The team travels to a remote mountain site near the North Korean border, far from any well-chosen burial ground. Sang-deok is immediately unsettled — the grave feels more like a prison than a resting place. During excavation a laborer severs a snake with a human face, releasing a blast of malignant energy. They retrieve the coffin in a driving storm and store it overnight at a nearby hospital. A custodian opens it against explicit orders, releasing the grandfather's spirit — revealed to have been a Japanese collaborator whose crimes bound him in a punishing, containment burial. The ghost begins hunting his own bloodline, killing his descendants in rapid succession. The team races to cremate the remains before the spirit can reach the infant in Los Angeles. The cremation severs the connection. The baby survives.

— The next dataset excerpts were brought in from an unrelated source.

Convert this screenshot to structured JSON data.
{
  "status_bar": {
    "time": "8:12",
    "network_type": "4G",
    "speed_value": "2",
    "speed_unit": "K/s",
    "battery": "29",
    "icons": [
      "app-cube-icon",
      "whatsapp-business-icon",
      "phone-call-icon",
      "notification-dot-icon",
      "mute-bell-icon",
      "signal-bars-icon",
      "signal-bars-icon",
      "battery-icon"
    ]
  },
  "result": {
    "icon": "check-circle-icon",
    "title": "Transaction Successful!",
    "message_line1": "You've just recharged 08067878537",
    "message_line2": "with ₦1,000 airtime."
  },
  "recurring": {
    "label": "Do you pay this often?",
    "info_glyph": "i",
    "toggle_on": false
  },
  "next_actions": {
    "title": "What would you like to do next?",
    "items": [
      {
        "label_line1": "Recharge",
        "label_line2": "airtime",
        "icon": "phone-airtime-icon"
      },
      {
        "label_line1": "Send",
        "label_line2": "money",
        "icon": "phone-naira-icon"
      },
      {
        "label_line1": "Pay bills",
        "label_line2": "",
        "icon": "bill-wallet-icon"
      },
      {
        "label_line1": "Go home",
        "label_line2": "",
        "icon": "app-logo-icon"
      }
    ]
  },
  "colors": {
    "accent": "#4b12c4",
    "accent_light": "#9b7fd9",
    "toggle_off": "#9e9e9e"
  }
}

Months later, Yeong-geun returns to the mountain troubled. The laborer who severed the snake has been undone by nightmares. Yeong-geun discovers what the team missed: beneath the grandfather's grave lies a double burial — a standing coffin sunk vertically seven feet down with a massive pole driven through it, and a severed female head preserved as an occult object. He calls the team back.
They extract the standing coffin and retreat to a nearby Buddhist temple to regroup before deciding what to do. That night, Bong-gil wakes to witness a seven-foot figure tearing apart bodies and livestock in the dark before shooting away as a fireball. He collapses possessed. The entity from the standing coffin — linked to something older and larger than any family curse — has used him as a host.

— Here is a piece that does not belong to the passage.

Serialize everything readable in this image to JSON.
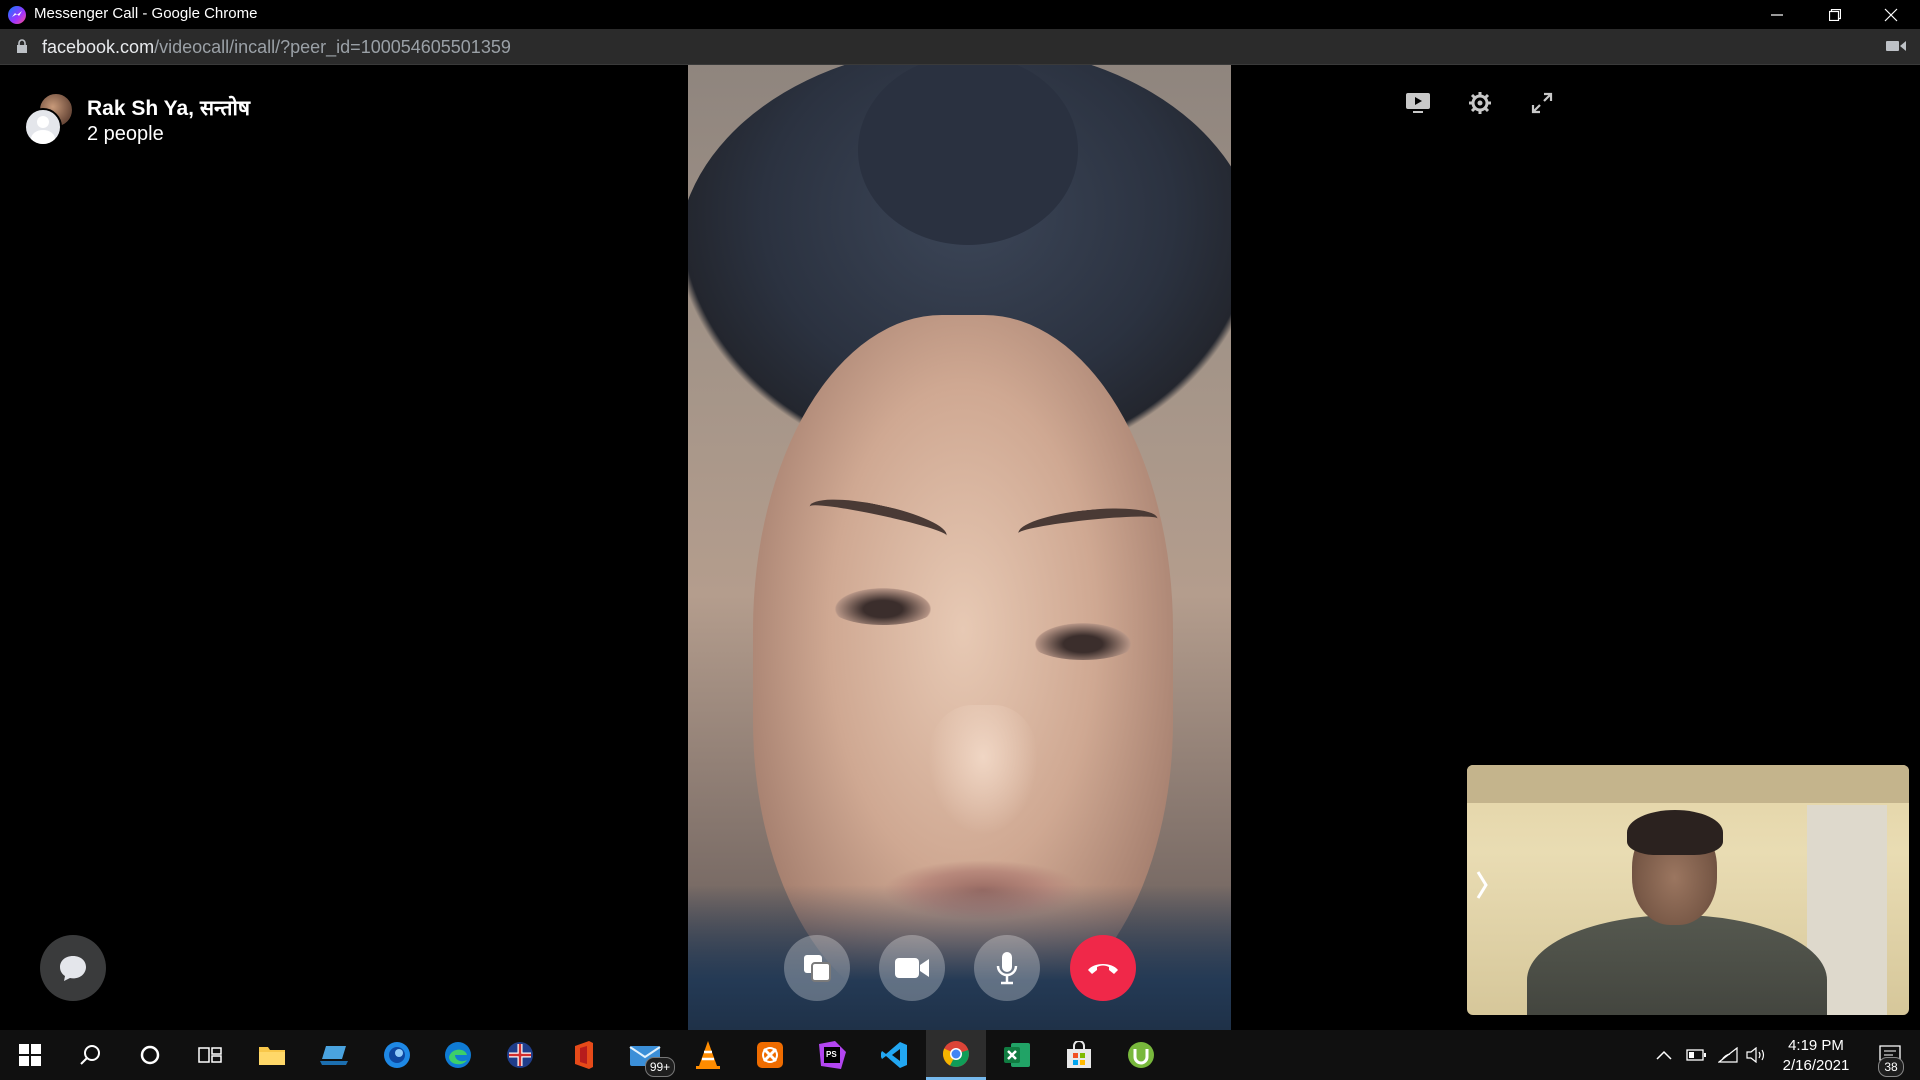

Through Bong-gil's possession as a conduit, Hwa-rim uncovers the origin. In the 1600s, a Japanese monk known as Kitsune performed a ritual to curse Korea for centuries: a samurai was decapitated, a katana driven into the body, and the resulting ghoul sealed upright in a standing coffin with a spike through its torso at a site chosen for its geomantic power near the border. During the colonial occupation, Ji-yong's collaborator grandfather's grave was built directly on top — a cover and a reinforcement, binding a national curse to a single family's crimes. By exhuming both burials, the team has partially released the shogun ghoul. It is growing stronger.
The plan: Hwa-rim will confront the entity in ritual space, using Bong-gil's residual link to hold its attention. Sang-deok, armed with tools stained in the blood of Korean patriots who resisted the occupation, will work at the exposed burial site to locate and sever the curse's physical anchor — the original katana still embedded in the ghoul's torso.
In the final confrontation at the mountain, the shogun manifests as an armored figure of impossible speed. Bong-gil is seized by possession again. Hwa-rim holds the entity in ritual combat, calling on Korean ancestral spirits and martyrs for strength. Sang-deok reaches the standing coffin, finds the blade, and at precisely the right geomantic angle drives the patriot's tool home. The ghoul collapses and dissolves. Bong-gil drops, free. The three survivors lose consciousness from the strain. The curse planted four centuries earlier in Korean soil is finally broken.